If you have purchased a firearm in the last several years, you likely have heard of Cerakote. I recently had an opportunity to learn more about this coating process during a project on my own custom carry system, a full-size Smith & Wesson M&P 9 paired with an M&P Shield in 9 mm.
In addition to having the pistols fitted with an Apex Tactical Specialties trigger systems and Trijicon HD Night Sights, I also decided that I wanted to have the slide and primary controls finished in tungsten-colored Cerakote. However, I knew little about the product or its benefits at that point, and I delved into some research to learn as much as I could.
Developed by NIC Industries, Cerakote is a thin-film ceramic coating that offers a hard finish that is resistant to abrasion, corrosion and chemicals—and looks great at the same time. The thinness (0.001-inch thick) of the coating makes it ideally suited to the often-tight tolerances of firearms. It can be applied to practically all materials used in firearm construction, whether it's steel, aluminum or plastics/polymers. While NIC Industries does not do any application work itself, you can check its website to find a local Cerakote-certified applicator.
During my research, I spoke with NIC Industries Division Manager Brandon Grady about Cerakote and its background. The company developed the first generation of Cerakote in the early 1980s for the firearms industry to address the need for a chemical-resistant coating that was as thin as possible while still offering durability.
Considering that, in firearms, an additional thousandths or two of thickness at critical areas can mean the difference between functioning and non-functioning, a coating like Cerakote with its 0.001 thickness is a real advantage. Also, for obvious reasons, this coating needed to be highly resistant to corrosion as compared to more delicate finishes such as bluing.
Another important consideration during the development of Cerakote was its ability to bond to materials other than just carbon steel. With the growth of the use of polymers in the 1980s as well as the established use of aluminum, a coating that could adhere equally well to carbon steel, stainless steel, aluminum and polymers was an absolute must.
As part of our discussion of my M&P 9 and Shield project, Grady described to me the process involved with applying Cerakote to a firearm. “The firearm must be completely disassembled, not just field-stripped,” he said. “Next, the parts must be degreased and then blasted with garnet sand to remove any oils and contaminants from the substrate. Cerakote is then applied using an HVLP spray gun.”
One of my first questions to him during this conversation regarded the curing process. I was curious if Cerakote simply air-dries or if there is some sort of baking process.

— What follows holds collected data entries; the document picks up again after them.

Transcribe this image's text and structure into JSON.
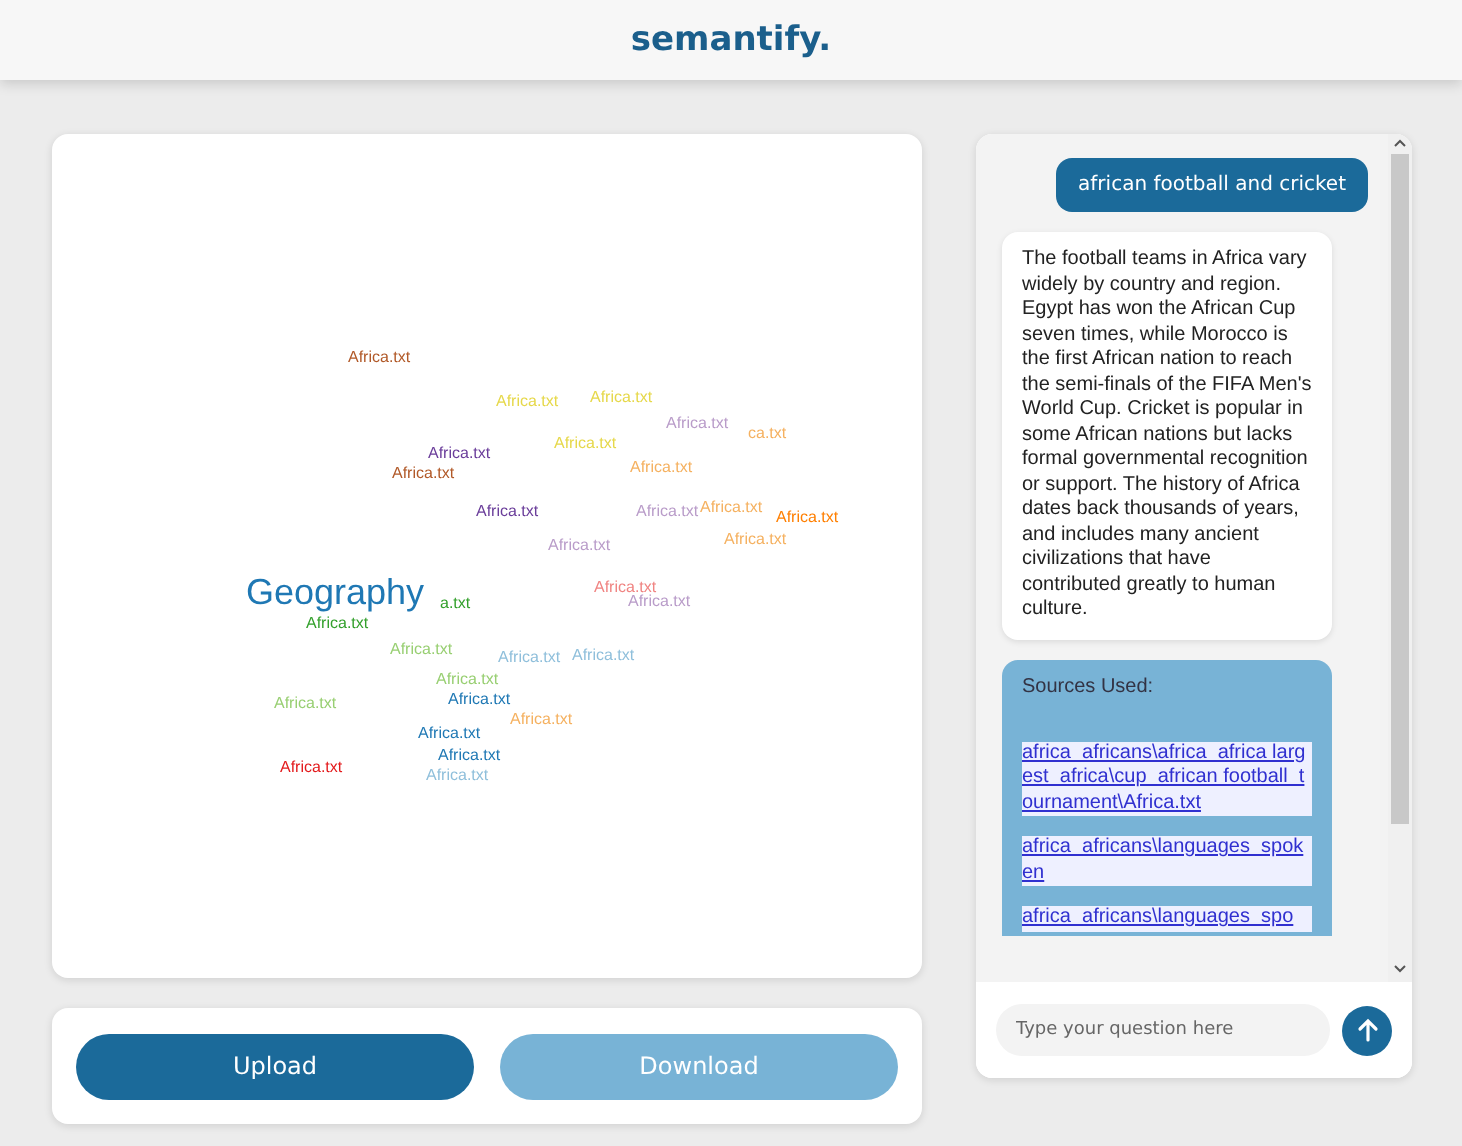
{
  "header": {
    "logo": "semantify."
  },
  "canvas": {
    "labels": [
      {
        "text": "Africa.txt",
        "color": "#b15928"
      },
      {
        "text": "Africa.txt",
        "color": "#e6d84a"
      },
      {
        "text": "Africa.txt",
        "color": "#e6d84a"
      },
      {
        "text": "Africa.txt",
        "color": "#b99cc9"
      },
      {
        "text": "ca.txt",
        "color": "#f5b160"
      },
      {
        "text": "Africa.txt",
        "color": "#e6d84a"
      },
      {
        "text": "Africa.txt",
        "color": "#6a3d9a"
      },
      {
        "text": "Africa.txt",
        "color": "#b15928"
      },
      {
        "text": "Africa.txt",
        "color": "#f5b160"
      },
      {
        "text": "Africa.txt",
        "color": "#6a3d9a"
      },
      {
        "text": "Africa.txt",
        "color": "#b99cc9"
      },
      {
        "text": "Africa.txt",
        "color": "#f5b160"
      },
      {
        "text": "Africa.txt",
        "color": "#f5b160"
      },
      {
        "text": "Africa.txt",
        "color": "#ff7f00"
      },
      {
        "text": "Africa.txt",
        "color": "#b99cc9"
      },
      {
        "text": "Geography",
        "color": "#1f78b4"
      },
      {
        "text": "a.txt",
        "color": "#33a02c"
      },
      {
        "text": "Africa.txt",
        "color": "#f08482"
      },
      {
        "text": "Africa.txt",
        "color": "#b99cc9"
      },
      {
        "text": "Africa.txt",
        "color": "#33a02c"
      },
      {
        "text": "Africa.txt",
        "color": "#98cf72"
      },
      {
        "text": "Africa.txt",
        "color": "#8fbfdb"
      },
      {
        "text": "Africa.txt",
        "color": "#8fbfdb"
      },
      {
        "text": "Africa.txt",
        "color": "#98cf72"
      },
      {
        "text": "Africa.txt",
        "color": "#1f78b4"
      },
      {
        "text": "Africa.txt",
        "color": "#98cf72"
      },
      {
        "text": "Africa.txt",
        "color": "#f5b160"
      },
      {
        "text": "Africa.txt",
        "color": "#1f78b4"
      },
      {
        "text": "Africa.txt",
        "color": "#1f78b4"
      },
      {
        "text": "Africa.txt",
        "color": "#8fbfdb"
      },
      {
        "text": "Africa.txt",
        "color": "#e31a1c"
      }
    ]
  },
  "actions": [
    {
      "label": "Upload",
      "disabled": false
    },
    {
      "label": "Download",
      "disabled": true
    }
  ],
  "chat": {
    "messages": [
      {
        "kind": "user",
        "text": "african football and cricket"
      },
      {
        "kind": "bot",
        "text": "The football teams in Africa vary widely by country and region. Egypt has won the African Cup seven times, while Morocco is the first African nation to reach the semi-finals of the FIFA Men's World Cup. Cricket is popular in some African nations but lacks formal governmental recognition or support. The history of Africa dates back thousands of years, and includes many ancient civilizations that have contributed greatly to human culture."
      },
      {
        "kind": "sources",
        "title": "Sources Used:",
        "links": [
          "africa_africans\\africa_africa largest_africa\\cup_african football_tournament\\Africa.txt",
          "africa_africans\\languages_spoken",
          "africa_africans\\languages_spo"
        ]
      }
    ],
    "input": {
      "placeholder": "Type your question here"
    }
  }
}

“Yes," he said. "After the coating is applied, all metal parts are oven-cured at 250 degrees Fahrenheit. Plastics and polymers that are coated are cured at a lower temperature between 150 to 180 degrees Fahrenheit."
Although I had already determined that I wanted the tungsten color on my pistols, I did ask Grady how many color variations of Cerakote are offered by NIC Industries. Cerakote is available in more than 100 colors, ranging from earth tones to blacks, silvers, grays, clear coats and even some specialty colors.
When I asked him if customers can have work done by NIC Industries directly, Grady explained how the company’s business model works.
“Cerakote is intended as a professional product and not for the DIY market,” he said. “Cerakote has two main channels of distribution; firearm manufacturers and Certified Applicators. Certified Applicators range from very small local gunsmiths to very large regional coating facilities. A Certified Cerakote Applicator is a company that has met our qualifications and has been factory trained at one of our four global training facilities in the United States, Germany, Japan and Australia.”